Some scientists think that the abnormal protein causes disease when it contacts the normal protein and triggers part of it to switch from the coiled to the pleated form. A chain reaction follows, resulting in a cluster of tangled, nonfunctional proteins called plaques. These plaques are found in the brains of animals that die from prion-related diseases. The plaques destroy the brain cells, resulting in one of the diseases collectively known as transmissible spongiform encephalopathies (TSEs).

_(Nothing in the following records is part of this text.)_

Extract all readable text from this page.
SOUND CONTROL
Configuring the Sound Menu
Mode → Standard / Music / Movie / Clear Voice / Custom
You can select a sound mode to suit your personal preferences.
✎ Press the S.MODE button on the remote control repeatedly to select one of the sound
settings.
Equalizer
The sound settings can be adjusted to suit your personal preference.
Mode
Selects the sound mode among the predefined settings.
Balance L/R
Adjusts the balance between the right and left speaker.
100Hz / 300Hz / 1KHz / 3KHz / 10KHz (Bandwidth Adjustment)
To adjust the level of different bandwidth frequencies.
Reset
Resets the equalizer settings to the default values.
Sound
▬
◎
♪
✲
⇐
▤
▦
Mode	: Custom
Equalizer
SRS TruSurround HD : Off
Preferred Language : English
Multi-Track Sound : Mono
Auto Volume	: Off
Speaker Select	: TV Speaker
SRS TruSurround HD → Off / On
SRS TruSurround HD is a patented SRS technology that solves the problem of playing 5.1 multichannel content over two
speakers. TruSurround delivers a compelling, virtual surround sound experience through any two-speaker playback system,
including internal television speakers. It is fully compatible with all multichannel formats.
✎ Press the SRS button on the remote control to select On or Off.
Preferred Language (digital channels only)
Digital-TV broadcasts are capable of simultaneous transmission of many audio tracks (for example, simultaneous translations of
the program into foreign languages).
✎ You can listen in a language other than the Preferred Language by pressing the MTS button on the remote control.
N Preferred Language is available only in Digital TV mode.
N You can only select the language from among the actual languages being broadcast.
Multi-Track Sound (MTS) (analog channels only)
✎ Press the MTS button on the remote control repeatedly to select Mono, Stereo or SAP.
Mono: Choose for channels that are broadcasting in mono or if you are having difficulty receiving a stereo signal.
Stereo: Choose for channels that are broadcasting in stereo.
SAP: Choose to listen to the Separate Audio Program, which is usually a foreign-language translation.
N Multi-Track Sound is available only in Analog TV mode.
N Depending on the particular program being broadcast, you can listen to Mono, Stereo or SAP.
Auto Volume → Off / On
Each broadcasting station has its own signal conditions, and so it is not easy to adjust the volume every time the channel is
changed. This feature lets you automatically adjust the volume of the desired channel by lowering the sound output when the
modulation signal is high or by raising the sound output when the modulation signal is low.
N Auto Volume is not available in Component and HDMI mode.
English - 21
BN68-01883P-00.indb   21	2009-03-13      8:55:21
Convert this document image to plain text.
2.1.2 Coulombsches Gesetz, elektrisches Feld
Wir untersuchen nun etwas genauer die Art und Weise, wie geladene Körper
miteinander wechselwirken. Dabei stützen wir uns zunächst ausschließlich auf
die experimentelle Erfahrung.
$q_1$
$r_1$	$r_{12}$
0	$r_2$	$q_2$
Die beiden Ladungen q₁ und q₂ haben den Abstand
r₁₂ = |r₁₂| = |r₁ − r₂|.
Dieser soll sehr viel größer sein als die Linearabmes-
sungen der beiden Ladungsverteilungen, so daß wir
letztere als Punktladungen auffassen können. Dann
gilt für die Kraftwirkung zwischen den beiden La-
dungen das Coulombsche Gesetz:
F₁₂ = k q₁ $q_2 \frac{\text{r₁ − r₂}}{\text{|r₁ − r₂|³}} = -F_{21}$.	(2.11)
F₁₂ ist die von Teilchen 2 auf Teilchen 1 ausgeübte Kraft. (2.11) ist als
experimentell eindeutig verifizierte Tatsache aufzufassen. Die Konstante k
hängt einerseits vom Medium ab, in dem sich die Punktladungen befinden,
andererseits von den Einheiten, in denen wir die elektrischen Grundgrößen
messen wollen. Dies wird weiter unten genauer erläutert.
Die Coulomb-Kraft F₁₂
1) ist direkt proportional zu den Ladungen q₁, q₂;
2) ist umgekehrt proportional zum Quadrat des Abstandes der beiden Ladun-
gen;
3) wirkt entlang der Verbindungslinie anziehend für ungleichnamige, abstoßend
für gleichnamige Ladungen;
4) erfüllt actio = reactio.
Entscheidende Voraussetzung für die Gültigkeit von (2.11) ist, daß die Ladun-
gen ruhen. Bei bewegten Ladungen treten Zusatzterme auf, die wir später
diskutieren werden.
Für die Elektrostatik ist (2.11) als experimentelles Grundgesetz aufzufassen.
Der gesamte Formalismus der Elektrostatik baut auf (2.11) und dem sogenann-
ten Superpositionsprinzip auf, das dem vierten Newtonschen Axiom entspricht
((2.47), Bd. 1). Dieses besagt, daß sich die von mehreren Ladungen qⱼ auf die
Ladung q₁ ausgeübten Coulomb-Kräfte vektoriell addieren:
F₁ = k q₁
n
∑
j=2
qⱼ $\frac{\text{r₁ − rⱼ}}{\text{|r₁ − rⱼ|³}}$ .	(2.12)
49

TSEs cause inflammation and characteristic spongelike holes in the delicate membranes surrounding brain cells. This physical damage results in loss of coordination, dementia, and, eventually, death. Perhaps the best-known TSE is bovine spongiform encephalopathy (BSE), more popularly known as mad cow disease. BSE made headlines in 1996 when about a million cattle in the United Kingdom became infected with the disease. Most scientists believe the infection originally spread when cows contracted BSE after eating animal feed containing sheep’s brains and other sheep byproducts infected with scrapie, a fatal spongiform disease affecting sheep and goats. Later, the epidemic spread when brains and other tissues from infected cattle were used in protein supplements distributed to cattle throughout Britain. By 2003 ingestion of the infected cow meat had caused about 150 people in Britain and Europe to develop an unusual form of Creutzfeldt-Jakob disease known as variant Creutzfeldt-Jakob disease (vCJD). Other TSEs include kuru, a rare disease contracted by natives of New Guinea who ate the infected brains of their dead relatives during ritual cannibalism.